Alcohol sponsorship and sport: An irresponsible mix

30th March 2015:

Today the Alcohol Health Alliance UK (AHA) wrote to Richard Scudamore, Chief Executive of the Premier League, calling on him to protect the health and wellbeing of young people around the world by sourcing sponsorship outside of the alcohol industry. The letter comes after it was reported that Diageo, the makers of leading drinks brands Guinness, Smirnoff vodka and Bailey’s, are considering making a bid for the title sponsorship of the Premier League.
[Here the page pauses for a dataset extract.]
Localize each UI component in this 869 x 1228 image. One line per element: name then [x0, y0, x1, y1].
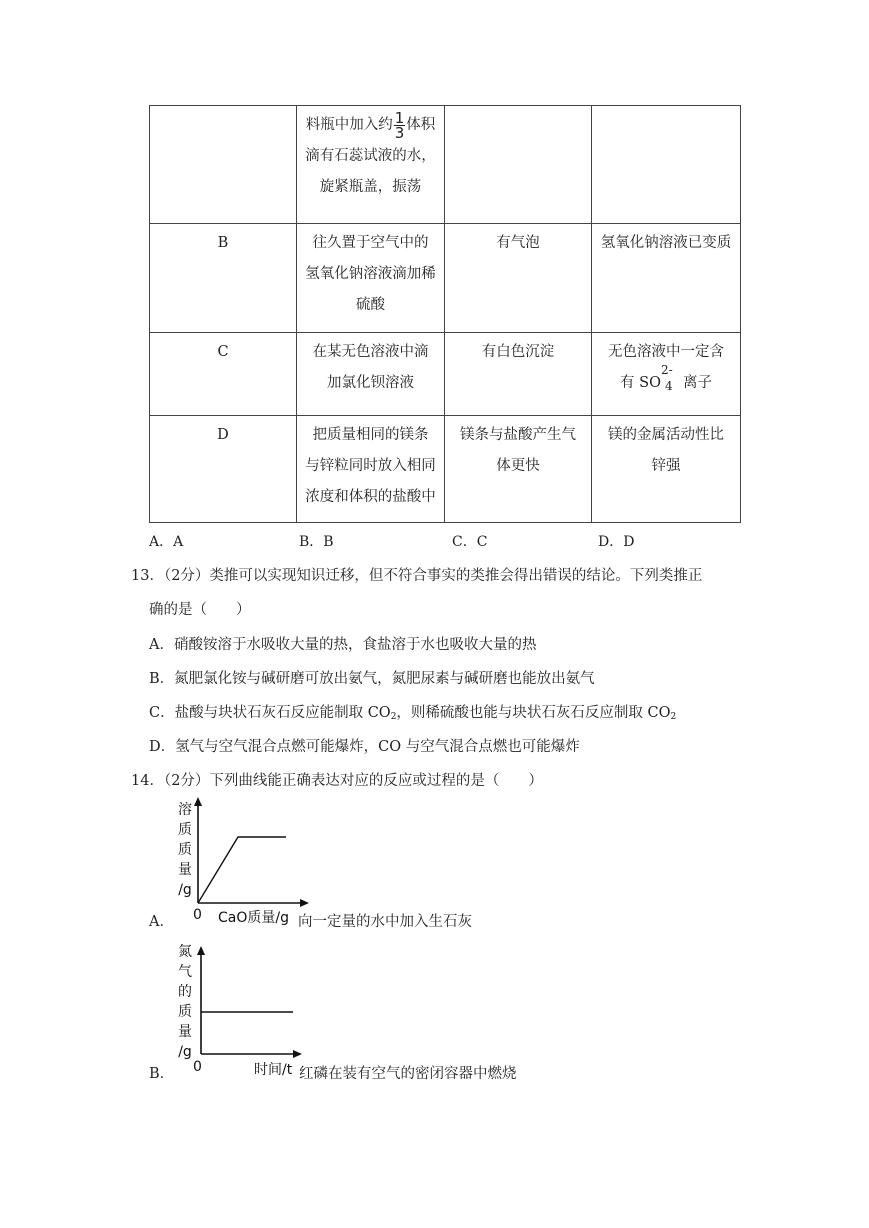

The letter comes at a time when the principle of sports sponsorship by alcohol manufacturers, a practice which is banned in France and Norway, is under increasing scrutiny, with the governments of Ireland and New Zealand recently considering proposals to introduce a ban. The AHA argues that there is strong evidence that exposure to alcohol marketing leads children and young people to drink more, and to drink at an earlier age. The letter raises concerns that linking alcohol and sport through sponsorship deals allows alcohol producers to communicate a legitimacy and status to its products that masks the significant health and social harms associated with their use. The group argues that it is inappropriate for Premier League football, which has a range of activities associated with  youth development, to be sponsored by an adult-only product that has a negative impact on children, families and communities up and down the country.

Read the full letter

Sir Ian Gilmore, Chair of the Alcohol Health Alliance UK and Special Advisor on Alcohol to the Royal College of Physicians, said:

“Alcohol brands already dominate sporting events that attract children as well as adults, creating automatic associations between alcohol brands and sport that are cumulative, unconscious and built up over years. It is morally wrong for huge multinational alcohol companies to target our children and young people through sport”.  

 “Diageo’s pursuit of the Premier League sponsorship is a particularly cynical attempt to push consumption of its products to new consumers. It would be considered outrageous if tobacco companies were to become sponsors of the Premier League, so I question why it should be acceptable for the alcohol industry. Alcohol, like tobacco, is after all a class 1 carcinogen.”